Why is prayer book revision such a bad idea? First, it is insider baseball. It takes even its staunchest advocates off of mission and distracts us with futzing over words. Second, rewriting prayers has the effect of rewriting our theology. That always leaves a significant group disgruntled and disenfranchised. This is why revision has historically resulted in schism and defections. If there has ever been a time in our collective life that we have needed to let things breathe, after the sea changes in our church over the last decade, now is that time. I am not trying to throw shade, but here is the painful truth: prayer book revision is how old men (and women) institutionalize their schisms…why do you think the ACNA’s Bob Duncan was so hot that the departing churches have their own prayer book before he retired!
And if you think the last decade in which we lost 24% of our attendance was bad, we have not yet begun to see the emptying of our parishes that will happen if a version of the prayerbook revision advocates (including some members of the Standing Commission on Liturgy and Music) are telegraphing they want for our future. What sorts of changes are being discussed? Do you like the creed? (Get over it.) Confessing your sins? (Get over that too – sin is now institutional rather than personal.) God? (You get a new one of those as well: Parent, Child, and Spirit. The only member of the Holy Trinity with a gender is the Holy Spirit who goes from neuter to feminine.) All of these will redefine the faith of episcopalians in a way that departs from Scripture, Nicaea, and all other orthodox Christian bodies on the planet. The whole point of a prayer book is that it is the Bible reorganized for public worship. That will no longer be true if the reasons bandied about and the conclusions hinted at come to pass. If we make this collective slide from orthodoxy, many will simply and quietly back down the ladder and go play in another playground.
It takes three triennial General Conventions to pass a new prayer book. The clock is now ticking…
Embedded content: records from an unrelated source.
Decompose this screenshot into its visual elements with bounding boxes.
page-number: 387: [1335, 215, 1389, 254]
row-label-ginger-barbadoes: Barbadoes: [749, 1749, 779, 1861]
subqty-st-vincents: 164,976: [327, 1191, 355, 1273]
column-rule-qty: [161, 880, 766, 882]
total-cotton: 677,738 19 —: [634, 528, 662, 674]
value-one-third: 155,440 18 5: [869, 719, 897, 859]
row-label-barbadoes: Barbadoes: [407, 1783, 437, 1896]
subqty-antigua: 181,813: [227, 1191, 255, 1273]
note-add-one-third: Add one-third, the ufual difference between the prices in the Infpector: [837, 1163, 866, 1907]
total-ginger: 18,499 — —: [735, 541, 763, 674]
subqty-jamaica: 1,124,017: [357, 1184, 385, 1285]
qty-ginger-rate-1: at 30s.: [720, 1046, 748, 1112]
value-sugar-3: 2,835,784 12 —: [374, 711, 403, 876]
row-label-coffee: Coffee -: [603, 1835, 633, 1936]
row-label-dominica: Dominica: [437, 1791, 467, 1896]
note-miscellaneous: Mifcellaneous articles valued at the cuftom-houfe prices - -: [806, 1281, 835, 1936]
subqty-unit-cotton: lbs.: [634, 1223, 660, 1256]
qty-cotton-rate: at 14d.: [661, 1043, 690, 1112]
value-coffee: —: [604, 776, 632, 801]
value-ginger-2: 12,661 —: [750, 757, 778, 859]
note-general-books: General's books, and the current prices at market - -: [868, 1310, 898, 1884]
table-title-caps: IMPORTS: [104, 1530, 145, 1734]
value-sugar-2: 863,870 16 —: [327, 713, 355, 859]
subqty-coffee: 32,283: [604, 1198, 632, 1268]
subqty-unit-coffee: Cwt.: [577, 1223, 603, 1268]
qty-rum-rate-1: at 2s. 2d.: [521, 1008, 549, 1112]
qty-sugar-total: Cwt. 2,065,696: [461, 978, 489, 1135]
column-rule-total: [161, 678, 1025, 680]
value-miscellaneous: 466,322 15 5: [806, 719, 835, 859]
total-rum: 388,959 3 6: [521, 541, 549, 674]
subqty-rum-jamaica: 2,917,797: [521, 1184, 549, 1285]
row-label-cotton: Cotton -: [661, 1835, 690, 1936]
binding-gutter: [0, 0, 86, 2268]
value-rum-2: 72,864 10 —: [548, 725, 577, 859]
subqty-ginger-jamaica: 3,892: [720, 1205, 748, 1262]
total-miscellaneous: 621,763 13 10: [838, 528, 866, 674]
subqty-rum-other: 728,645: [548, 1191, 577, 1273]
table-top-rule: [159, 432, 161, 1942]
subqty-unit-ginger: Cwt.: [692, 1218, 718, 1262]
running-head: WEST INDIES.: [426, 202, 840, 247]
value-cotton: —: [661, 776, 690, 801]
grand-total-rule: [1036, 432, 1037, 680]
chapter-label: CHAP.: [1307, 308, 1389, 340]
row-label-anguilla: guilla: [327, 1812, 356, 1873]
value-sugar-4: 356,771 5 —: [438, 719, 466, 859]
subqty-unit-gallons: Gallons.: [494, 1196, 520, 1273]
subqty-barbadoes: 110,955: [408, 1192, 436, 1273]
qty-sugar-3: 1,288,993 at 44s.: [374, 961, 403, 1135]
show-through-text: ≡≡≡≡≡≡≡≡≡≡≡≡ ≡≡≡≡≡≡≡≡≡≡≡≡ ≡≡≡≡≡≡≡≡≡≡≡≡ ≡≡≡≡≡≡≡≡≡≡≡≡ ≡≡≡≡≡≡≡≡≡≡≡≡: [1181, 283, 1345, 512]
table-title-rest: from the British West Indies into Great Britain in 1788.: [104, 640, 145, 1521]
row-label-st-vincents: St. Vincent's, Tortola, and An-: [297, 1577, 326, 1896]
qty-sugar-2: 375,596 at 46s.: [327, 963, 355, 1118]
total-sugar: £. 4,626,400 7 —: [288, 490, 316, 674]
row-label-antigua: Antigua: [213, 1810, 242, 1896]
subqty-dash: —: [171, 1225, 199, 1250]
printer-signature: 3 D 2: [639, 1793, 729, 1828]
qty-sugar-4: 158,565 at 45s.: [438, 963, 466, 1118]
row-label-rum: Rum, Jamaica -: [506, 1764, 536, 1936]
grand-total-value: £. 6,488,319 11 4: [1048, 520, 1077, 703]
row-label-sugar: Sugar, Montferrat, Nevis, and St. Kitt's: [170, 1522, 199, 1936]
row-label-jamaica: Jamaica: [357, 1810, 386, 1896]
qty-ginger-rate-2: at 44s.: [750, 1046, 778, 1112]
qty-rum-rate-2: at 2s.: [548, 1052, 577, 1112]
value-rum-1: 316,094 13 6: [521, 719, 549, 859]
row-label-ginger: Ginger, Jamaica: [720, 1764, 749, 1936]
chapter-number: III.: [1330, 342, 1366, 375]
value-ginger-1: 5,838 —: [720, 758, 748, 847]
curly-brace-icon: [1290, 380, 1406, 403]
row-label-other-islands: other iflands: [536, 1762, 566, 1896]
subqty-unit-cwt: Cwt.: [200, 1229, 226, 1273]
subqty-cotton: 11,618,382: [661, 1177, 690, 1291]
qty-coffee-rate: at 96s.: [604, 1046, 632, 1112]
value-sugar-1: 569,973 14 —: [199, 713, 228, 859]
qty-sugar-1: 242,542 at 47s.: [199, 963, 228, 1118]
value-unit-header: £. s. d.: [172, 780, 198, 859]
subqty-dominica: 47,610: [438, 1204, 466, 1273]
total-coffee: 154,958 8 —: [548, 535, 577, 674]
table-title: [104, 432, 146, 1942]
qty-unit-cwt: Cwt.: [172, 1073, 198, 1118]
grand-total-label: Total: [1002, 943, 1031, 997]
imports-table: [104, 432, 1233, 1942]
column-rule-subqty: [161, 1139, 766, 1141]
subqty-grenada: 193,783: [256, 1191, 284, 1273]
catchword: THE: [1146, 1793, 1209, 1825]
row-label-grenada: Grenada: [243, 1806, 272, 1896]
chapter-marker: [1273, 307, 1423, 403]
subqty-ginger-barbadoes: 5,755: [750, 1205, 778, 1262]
When the nine years of sand in the hour glass runs out and the new prayerbooks are delivered will the result be what the revisionists hope, a heady new era of growth? Or is my old priest friend right, prayer book revision will be the mine that finishes sinking our Episcopal Church, a boat that has been taking on the waters of numerical decline for more than a decade.
If there is a silver lining it is that perhaps other churches will be blessed by our self-destructive inability to keep our hands off of the high voltage. That is where our hipster evangelical friends come in. While the suburban megachurch struggles alongside of us, there are hipster churches melding our sense of place with a robust proclamation of the Gospel, social action, and even a desire to meld historic liturgy with culturally relevant forms. Ancient words and symbols and cultural accessibility – It sounds like what our best churches in the last generation were doing.
One hundred thousand people only represents about 15 people per church. Unfortunately, the ones who disappear when orthodoxy becomes unfashionable tend to also be the ones who tithe, so the 17% estimated decline probably represents double that as a percentage of your budget.
Which is another way of saying, “Would you like that in tall, grande or venti?”